1        Het verzoek om een prejudiciële beslissing heeft betrekking op de uitlegging van artikel 54, leden 1 en 3, van richtlijn 2004/39/EG van het Europees Parlement en de Raad van 21 april 2004 betreffende markten voor financiële instrumenten, tot wijziging van de richtlijnen 85/611/EEG en 93/6/EEG van de Raad en van richtlijn 2000/12/EG van het Europees Parlement en de Raad en houdende intrekking van richtlijn 93/22/EEG van de Raad (PB 2004, L 145, blz. 1), gelezen in samenhang met de artikelen 41, 47 en 48 van het Handvest van de grondrechten van de Europese Unie (hierna: „Handvest”).
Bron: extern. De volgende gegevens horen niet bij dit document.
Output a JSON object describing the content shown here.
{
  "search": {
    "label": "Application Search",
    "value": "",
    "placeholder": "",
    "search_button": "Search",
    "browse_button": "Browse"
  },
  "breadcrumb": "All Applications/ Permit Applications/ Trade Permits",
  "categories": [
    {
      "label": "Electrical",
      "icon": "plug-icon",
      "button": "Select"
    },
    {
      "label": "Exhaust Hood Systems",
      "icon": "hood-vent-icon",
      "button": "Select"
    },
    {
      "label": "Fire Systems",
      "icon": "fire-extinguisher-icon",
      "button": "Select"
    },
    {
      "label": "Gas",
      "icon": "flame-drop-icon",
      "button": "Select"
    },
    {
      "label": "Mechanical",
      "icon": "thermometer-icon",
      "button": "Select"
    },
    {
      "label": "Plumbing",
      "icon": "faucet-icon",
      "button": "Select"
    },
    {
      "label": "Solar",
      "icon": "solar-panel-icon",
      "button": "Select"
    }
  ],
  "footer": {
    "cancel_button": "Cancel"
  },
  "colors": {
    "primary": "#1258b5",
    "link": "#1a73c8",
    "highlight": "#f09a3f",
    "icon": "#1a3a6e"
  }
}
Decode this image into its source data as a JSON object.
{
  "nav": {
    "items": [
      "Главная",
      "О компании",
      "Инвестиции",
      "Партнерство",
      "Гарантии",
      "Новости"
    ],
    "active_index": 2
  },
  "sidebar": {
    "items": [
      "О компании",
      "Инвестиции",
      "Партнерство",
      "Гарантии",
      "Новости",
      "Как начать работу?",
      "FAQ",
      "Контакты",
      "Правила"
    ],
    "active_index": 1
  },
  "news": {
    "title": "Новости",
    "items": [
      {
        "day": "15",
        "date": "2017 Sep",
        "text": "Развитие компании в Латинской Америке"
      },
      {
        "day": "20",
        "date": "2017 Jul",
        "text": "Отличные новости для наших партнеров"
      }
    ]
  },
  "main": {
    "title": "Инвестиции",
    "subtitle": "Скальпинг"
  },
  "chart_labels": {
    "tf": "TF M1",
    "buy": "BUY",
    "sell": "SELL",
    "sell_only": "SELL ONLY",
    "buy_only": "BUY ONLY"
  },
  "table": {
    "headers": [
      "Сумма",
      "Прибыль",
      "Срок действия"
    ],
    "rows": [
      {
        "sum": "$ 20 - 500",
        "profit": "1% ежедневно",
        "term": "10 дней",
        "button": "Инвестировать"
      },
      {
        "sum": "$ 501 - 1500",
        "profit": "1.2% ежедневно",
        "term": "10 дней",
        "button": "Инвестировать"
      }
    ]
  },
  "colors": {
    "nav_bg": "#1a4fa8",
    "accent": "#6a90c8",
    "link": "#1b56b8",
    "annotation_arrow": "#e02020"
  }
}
2        Dit verzoek is ingediend in het kader van derdenverzet, ingesteld door UBS Europe SE, voorheen UBS (Luxembourg) SA (hierna: „UBS”), alsmede Alain Hondequin e.a. tegen het arrest van 16 december 2014 van de Cour administrative (Luxembourg) (hoogste bestuursrechter, Luxemburg) waarin uitspraak is gedaan in het hoger beroep van DV en EU tegen het arrest van 5 juni 2014 van de tribunal administratif (bestuursrechter in eerste aanleg, Luxemburg) inzake de weigering van de Commission de surveillance du secteur financier (commissie voor toezicht op de financiële sector; hierna: „CSSF”) om in het kader van gedingen tussen DV en de CSSF die volgden op het besluit om de beroepsintegriteit van DV als vervallen aan te merken, bepaalde stukken over te leggen.

 Toepasselijke bepalingen

 Unierecht

3        In de overwegingen 2 en 63 van richtlijn 2004/39 is bepaald:

„(2)      [...] [Er] moet een zodanige harmonisatie worden bewerkstelligd dat beleggers een hoog niveau van bescherming wordt geboden en dat beleggingsondernemingen in staat zijn overal in de Gemeenschap, die een eengemaakte markt vormt, diensten te verrichten, op basis van toezicht door de lidstaat van herkomst. [...]

[...]

(63)      [...] Wegens de toenemende grensoverschrijdende activiteiten dienen de bevoegde autoriteiten elkaar alle gegevens te verschaffen die dienstig zijn voor de uitoefening van hun taken, teneinde een effectieve toepassing van deze richtlijn ook te garanderen in situaties waarin inbreuken of vermoedelijke inbreuken op de richtlijn autoriteiten in twee of meer lidstaten kunnen betreffen. Bij de uitwisseling van gegevens is een strikte inachtneming van het beroepsgeheim evenwel onontbeerlijk om een vlotte uitwisseling van deze informatie en de eerbiediging van de rechten van de betrokken personen te waarborgen.”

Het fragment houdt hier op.